The Heike clan and the Genji clan were fighting to be the ruler of Japan. At the battle of Yashima (Ya Island), Heike lost the battle and fled the island by ships. One of the women of Heike then attached her fan to a pole and raised it, challenging the Genji Samurais to shoot it. But since it was too far from the shore and the target was constantly moving, the Genji Samurais hesitated. Then, to protect the honor and the pride of Genji, a young Samurai, Nasu no Yoichi, stepped forward. He successfully shot the hinge of the fan, separating it from the pole. Everyone, both Genji and Heike, cheered for this master archer.

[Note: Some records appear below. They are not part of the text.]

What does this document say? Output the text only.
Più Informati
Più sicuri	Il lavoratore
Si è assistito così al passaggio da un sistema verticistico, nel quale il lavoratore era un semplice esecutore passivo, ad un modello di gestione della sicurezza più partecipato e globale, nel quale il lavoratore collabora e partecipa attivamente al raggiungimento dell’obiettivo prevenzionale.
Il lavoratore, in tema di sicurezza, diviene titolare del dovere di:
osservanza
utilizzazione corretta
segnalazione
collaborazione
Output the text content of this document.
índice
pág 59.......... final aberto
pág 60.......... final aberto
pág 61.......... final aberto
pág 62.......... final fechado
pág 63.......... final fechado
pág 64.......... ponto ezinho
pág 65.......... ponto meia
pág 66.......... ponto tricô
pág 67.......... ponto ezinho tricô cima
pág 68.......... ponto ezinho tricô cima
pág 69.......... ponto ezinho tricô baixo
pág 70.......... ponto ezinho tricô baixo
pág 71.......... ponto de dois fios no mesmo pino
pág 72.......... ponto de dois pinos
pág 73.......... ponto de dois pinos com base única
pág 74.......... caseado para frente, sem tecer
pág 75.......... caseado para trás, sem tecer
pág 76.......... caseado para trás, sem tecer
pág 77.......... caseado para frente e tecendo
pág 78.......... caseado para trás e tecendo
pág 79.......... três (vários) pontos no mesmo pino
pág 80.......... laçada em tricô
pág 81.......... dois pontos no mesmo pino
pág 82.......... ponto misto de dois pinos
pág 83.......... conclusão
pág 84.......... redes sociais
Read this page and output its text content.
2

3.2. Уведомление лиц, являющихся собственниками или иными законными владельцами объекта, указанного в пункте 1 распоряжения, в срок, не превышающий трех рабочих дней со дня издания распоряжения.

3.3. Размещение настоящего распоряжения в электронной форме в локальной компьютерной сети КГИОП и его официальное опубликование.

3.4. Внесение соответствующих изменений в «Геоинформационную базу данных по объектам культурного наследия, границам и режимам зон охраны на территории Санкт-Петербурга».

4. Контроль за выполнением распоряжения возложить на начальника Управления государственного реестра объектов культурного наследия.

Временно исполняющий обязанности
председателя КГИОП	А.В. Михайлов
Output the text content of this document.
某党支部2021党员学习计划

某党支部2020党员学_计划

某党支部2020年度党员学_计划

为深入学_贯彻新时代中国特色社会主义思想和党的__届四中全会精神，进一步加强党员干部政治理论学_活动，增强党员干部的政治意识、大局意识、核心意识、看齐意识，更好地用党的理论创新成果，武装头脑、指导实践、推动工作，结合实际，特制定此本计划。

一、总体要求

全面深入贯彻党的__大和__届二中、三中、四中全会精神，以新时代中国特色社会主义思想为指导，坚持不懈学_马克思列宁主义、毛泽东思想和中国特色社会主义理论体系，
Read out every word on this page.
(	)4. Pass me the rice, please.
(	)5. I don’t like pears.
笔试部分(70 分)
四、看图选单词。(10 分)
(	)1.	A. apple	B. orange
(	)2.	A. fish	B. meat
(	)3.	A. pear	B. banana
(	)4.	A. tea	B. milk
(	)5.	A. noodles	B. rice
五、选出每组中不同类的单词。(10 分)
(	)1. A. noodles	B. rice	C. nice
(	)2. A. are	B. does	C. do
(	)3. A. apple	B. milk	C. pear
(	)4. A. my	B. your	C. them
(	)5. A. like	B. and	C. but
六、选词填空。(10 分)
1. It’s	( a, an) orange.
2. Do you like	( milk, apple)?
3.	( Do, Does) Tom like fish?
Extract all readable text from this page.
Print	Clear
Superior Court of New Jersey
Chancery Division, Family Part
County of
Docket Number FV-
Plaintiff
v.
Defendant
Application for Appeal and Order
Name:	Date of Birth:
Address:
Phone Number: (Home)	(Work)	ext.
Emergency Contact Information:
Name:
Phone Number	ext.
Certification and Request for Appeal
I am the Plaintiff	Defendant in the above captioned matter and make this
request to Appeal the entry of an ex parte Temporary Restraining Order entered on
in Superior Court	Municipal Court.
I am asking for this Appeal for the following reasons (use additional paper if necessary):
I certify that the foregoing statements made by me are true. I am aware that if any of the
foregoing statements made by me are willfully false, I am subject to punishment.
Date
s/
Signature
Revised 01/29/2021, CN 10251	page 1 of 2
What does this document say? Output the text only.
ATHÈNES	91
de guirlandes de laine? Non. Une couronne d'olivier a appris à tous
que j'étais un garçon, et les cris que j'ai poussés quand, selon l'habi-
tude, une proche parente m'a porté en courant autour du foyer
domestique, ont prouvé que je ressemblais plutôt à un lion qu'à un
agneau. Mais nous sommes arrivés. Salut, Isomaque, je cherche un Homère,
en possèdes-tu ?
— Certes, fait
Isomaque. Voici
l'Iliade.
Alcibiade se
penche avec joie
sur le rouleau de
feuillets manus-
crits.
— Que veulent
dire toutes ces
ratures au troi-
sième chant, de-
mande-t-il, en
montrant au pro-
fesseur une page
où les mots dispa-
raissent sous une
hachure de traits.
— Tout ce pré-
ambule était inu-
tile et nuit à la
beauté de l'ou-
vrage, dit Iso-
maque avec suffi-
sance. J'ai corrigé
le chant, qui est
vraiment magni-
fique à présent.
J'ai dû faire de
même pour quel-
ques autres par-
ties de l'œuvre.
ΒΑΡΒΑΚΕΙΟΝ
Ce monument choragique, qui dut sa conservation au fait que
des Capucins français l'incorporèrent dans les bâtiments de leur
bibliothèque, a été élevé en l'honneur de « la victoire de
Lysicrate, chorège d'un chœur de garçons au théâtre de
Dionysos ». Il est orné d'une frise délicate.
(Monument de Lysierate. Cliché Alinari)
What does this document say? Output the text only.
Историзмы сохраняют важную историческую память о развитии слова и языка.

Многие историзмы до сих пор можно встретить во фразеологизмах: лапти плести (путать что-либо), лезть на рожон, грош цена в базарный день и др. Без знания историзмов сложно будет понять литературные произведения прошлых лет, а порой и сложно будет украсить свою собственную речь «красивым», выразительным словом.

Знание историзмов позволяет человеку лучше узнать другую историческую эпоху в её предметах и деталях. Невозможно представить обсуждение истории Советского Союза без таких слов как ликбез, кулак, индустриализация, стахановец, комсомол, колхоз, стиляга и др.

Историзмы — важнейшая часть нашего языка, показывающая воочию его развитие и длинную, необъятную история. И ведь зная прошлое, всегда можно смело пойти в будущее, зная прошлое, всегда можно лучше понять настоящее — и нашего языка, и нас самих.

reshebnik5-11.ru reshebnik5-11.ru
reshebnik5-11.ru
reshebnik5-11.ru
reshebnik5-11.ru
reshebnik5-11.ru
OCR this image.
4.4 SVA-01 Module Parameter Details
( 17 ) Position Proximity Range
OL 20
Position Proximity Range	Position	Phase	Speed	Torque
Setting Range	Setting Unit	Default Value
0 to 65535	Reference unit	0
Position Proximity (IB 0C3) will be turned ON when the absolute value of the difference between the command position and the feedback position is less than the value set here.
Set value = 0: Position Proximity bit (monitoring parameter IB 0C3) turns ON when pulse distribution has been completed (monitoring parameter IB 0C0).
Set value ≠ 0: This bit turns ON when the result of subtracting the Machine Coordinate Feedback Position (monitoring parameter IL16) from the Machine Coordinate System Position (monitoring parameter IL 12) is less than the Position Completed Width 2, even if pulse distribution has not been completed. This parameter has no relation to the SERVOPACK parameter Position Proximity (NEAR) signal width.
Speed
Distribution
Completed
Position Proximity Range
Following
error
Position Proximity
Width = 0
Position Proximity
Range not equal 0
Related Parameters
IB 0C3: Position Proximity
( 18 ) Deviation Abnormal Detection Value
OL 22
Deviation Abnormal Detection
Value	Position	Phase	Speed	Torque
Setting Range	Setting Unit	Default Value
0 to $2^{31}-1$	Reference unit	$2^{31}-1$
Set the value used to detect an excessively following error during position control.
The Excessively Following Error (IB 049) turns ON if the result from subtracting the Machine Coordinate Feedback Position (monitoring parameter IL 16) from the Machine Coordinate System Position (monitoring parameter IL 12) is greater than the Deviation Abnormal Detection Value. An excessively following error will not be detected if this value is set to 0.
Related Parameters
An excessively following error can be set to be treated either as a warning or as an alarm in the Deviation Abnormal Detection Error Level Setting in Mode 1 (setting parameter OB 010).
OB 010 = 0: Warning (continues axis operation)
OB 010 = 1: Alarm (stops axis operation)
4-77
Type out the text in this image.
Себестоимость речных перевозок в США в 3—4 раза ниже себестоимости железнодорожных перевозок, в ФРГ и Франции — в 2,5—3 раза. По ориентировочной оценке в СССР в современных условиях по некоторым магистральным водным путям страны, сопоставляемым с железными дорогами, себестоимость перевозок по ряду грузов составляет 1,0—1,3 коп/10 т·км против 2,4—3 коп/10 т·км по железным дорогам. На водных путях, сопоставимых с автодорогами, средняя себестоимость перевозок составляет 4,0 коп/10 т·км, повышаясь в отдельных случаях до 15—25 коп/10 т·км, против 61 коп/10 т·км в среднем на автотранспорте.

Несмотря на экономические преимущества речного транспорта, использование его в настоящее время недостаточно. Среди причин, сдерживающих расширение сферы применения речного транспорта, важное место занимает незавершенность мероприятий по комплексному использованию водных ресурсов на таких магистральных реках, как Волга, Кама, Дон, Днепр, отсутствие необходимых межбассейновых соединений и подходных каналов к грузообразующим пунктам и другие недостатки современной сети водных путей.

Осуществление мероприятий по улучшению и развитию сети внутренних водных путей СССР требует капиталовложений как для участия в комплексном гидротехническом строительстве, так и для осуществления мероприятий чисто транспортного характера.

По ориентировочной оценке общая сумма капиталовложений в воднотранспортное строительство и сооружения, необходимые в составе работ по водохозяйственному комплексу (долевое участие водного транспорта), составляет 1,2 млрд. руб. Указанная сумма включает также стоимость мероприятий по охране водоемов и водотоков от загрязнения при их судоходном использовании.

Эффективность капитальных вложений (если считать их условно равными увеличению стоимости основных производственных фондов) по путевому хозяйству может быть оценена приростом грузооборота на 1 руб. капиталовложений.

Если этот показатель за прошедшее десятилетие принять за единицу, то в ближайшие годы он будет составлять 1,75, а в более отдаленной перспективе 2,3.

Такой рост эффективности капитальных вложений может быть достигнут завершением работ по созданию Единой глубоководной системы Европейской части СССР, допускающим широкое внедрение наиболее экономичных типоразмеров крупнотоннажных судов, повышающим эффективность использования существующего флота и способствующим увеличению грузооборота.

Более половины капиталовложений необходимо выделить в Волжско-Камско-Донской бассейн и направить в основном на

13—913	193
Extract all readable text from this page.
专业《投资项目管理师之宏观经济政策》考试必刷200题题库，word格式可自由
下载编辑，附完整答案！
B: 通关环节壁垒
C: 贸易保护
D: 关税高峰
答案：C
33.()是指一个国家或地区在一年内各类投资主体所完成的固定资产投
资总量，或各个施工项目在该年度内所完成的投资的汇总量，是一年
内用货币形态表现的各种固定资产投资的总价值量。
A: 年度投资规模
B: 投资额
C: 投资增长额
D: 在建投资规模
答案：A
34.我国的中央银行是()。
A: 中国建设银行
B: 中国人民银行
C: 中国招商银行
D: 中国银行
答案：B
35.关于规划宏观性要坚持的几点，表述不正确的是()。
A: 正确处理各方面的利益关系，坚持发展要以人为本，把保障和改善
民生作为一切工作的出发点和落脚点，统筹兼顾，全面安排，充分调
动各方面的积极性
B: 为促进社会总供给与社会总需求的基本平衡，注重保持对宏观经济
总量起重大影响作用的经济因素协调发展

The old tanuki (999 years old!) is from Yashima, and he saw this battle with his own eyes. That's why the other Tanukis asked him to recreate this scene.
Q: Are those monsters in the "Monster Parade" Japanese monsters?
Yes. They are mostly Japanese traditional monsters called "Yokai" from folk tales, Kabuki, Ukiyoe, and Shigeru MIZUKI's manga.
They all have names and stories behind them. Some of them are from very famous art pieces such as "Fuujin (Wind God) and Raijin (Thunder God)". There is also some homage to the oldest Japanese manga, "Choju Giga" and "Kenji MIYAZAWA's "The Night on the Galactic Railroad"".
Q: Where were those Tanukis on the ship heading for?
They were going to Fudaraku (Heaven), meaning that this was a journey to death.
It's based on the beliefs of Fudaraku, one of the old Buddhist cults. The Fudaraku cult believed that the island of Fudaraku exists on the Western sea, and by boarding a ship, you can leave your pain and suffering behind, and get to Nirvana. Throughout history, there have been some incidents where a believer was put into a ship-shaped coffin alive, and was thrown into the sea. The ship itself was modeled after Takarabune (Treasure Ship). It's a ship on which the Seven Lucky Gods rode, with many treasures. It is supposed to be a lucky charm.
Q: What is the source for the twin girl spirits?
The girls came from "Futago no Hoshi" (Twin Stars), a children's story by Kenji MIYAZAWA.
Miyazawa is a famous writer in Japan, and Takahata and Miyazaki loves his works. There are several things that were taken from Miyazawa's works in Pom Poko. Gauche the Cellist is a Miyazawa story directed by Takahata.
Q: Are there in-jokes in "Pom Poko"?
Porco, Kiki, Totoro, and Taeko appear in the scene where the Tanukis are heading for the humans' town to conduct the "Monster Parade". Among the bubbles and flying pumpkins, you can see them flying.
Q: Who did the music for "Pom Poko"?
It was done by the Okinawan Rock group, "Shang Shang Typhoon".
"Pom Poko" used much traditional Japanese music, folk music, Kabuki, children's songs and so forth. Several children's songs about Tanuki are featured in "Pom Poko", such as "Shojoji no Tanuki Bayashi". The song Shoukichi and Okiyo sang when they were playing with a ball was "Antagata Dokosa (Where are you From?)", a children's play song for bouncing a ball. In this song, a hunter hunts Tanukis with his gun, boils them, barbecues them, and eats them. Another song is a quite earthy song (therefore, kids love it) about Tanuki's testicles swinging in the wind.